Abstract

The pharmacokinetic-pharmacodynamic model developed here characterizes the relationship between simulated plasma concentrations of thiopental and two dichotomous endpoints determined at induction of anesthesia: loss of voluntary motor power (clinical endpoint), and burst suppression of the electroencephalogram (EEG endpoint). The model incorporated data from two separate thiopental patient studies: a pharmacokinetic study with 21 males, and a pharmacodynamic study with 30 males. In the pharmacodynamic study, cumulative quantal dose-response curves for the clinical and EEG endpoints were developed from observations made during a constant-rate infusion of thiopental. Population mean parameters, derived from the bolus pharmacokinetic thiopental study, were used to simulate concentration-time data for the 150 mg.min-1 thiopental infusion rate used in the dose-response study. A single biophase model incorporating the two endpoints was generated, combining the pharmacokinetic and pharmacodynamic data from the two groups. Estimates of the mean effective thiopental concentrations affecting 50% of the population (EC50S) for the clinical and EEG endpoints were 11.3 and 33.9 micrograms.ml-1, respectively. The half-time for equilibration between arterial thiopental and the effect compartment was 2.6 min.
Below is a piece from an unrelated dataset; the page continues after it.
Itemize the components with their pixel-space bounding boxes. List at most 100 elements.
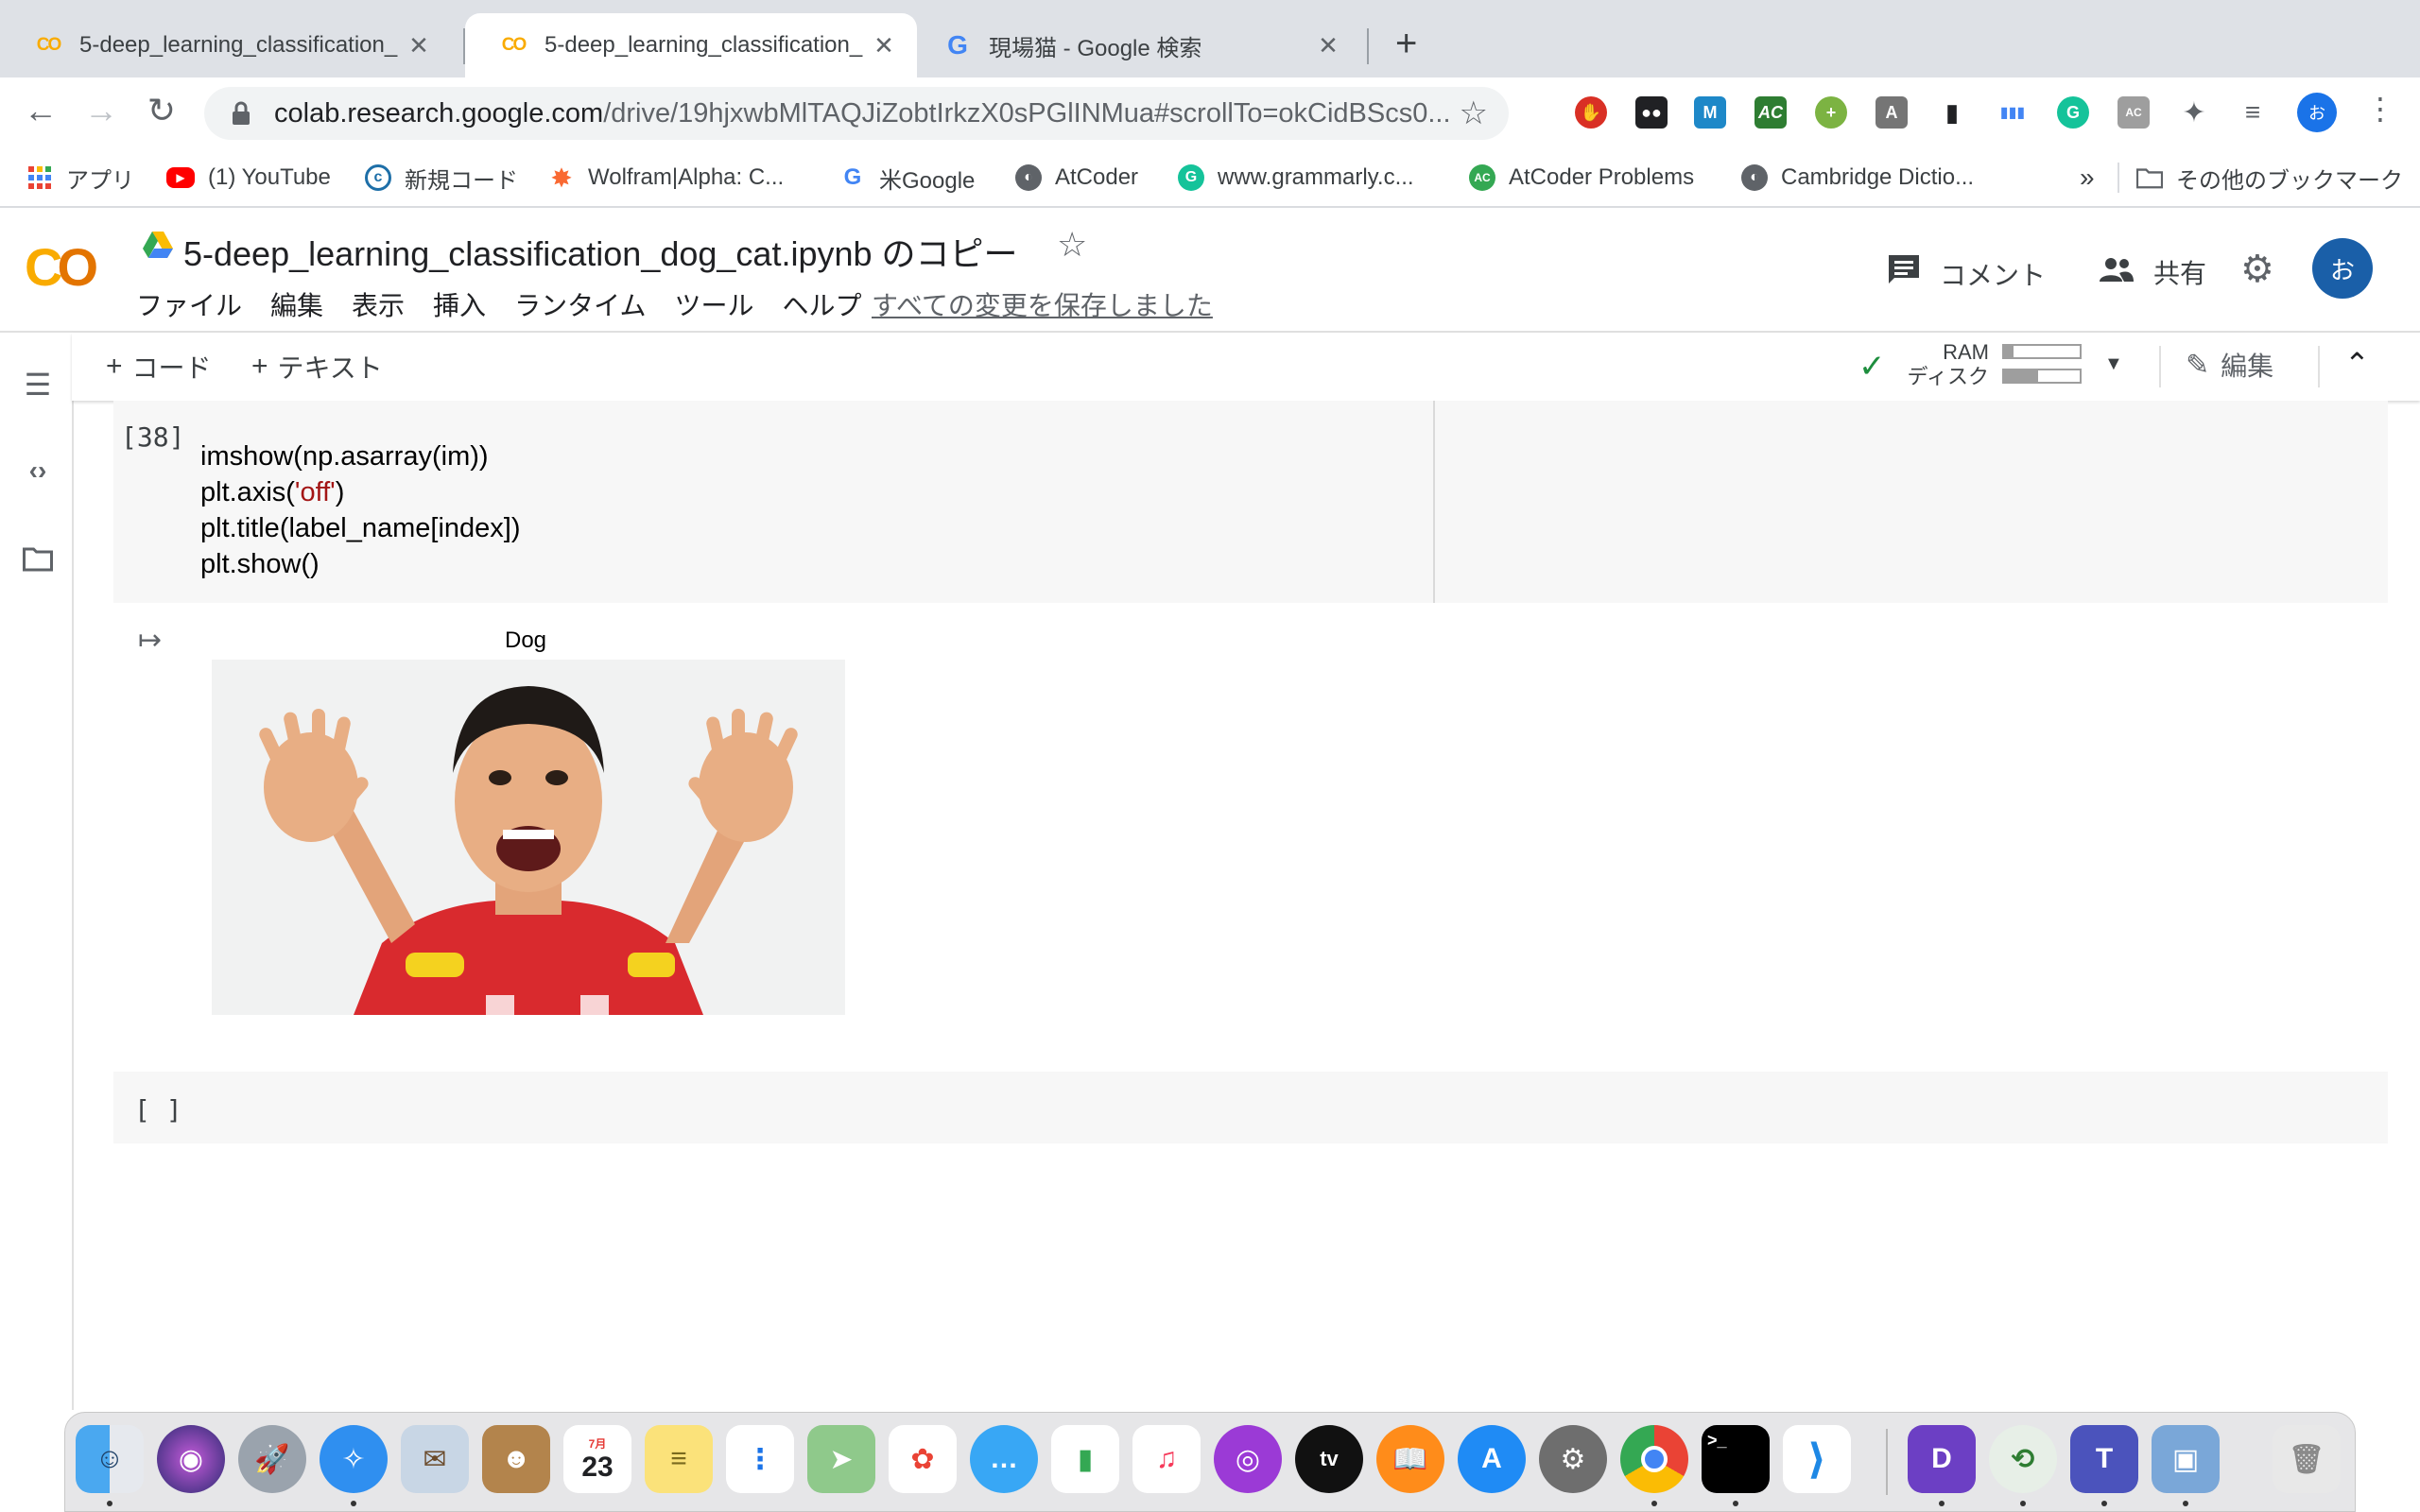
connected-check-icon[interactable]: ✓	[1858, 348, 1886, 386]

These results are in reasonable agreement with previously described quantal concentration-response data, and with pharmacodynamic models developed for graded EEG responses. Simulation of bolus doses of thiopental with the new model provided ED50s for the clinical and EEG endpoints of 265 mg and 796 mg, respectively; the dose predicted to produce loss of voluntary motor power in 90% of an adult male population was 403 mg. A model combining population pharmacokinetics with cumulative dose-response relationships could prove useful in predicting dosage regimens for those drugs with responses that are categorical.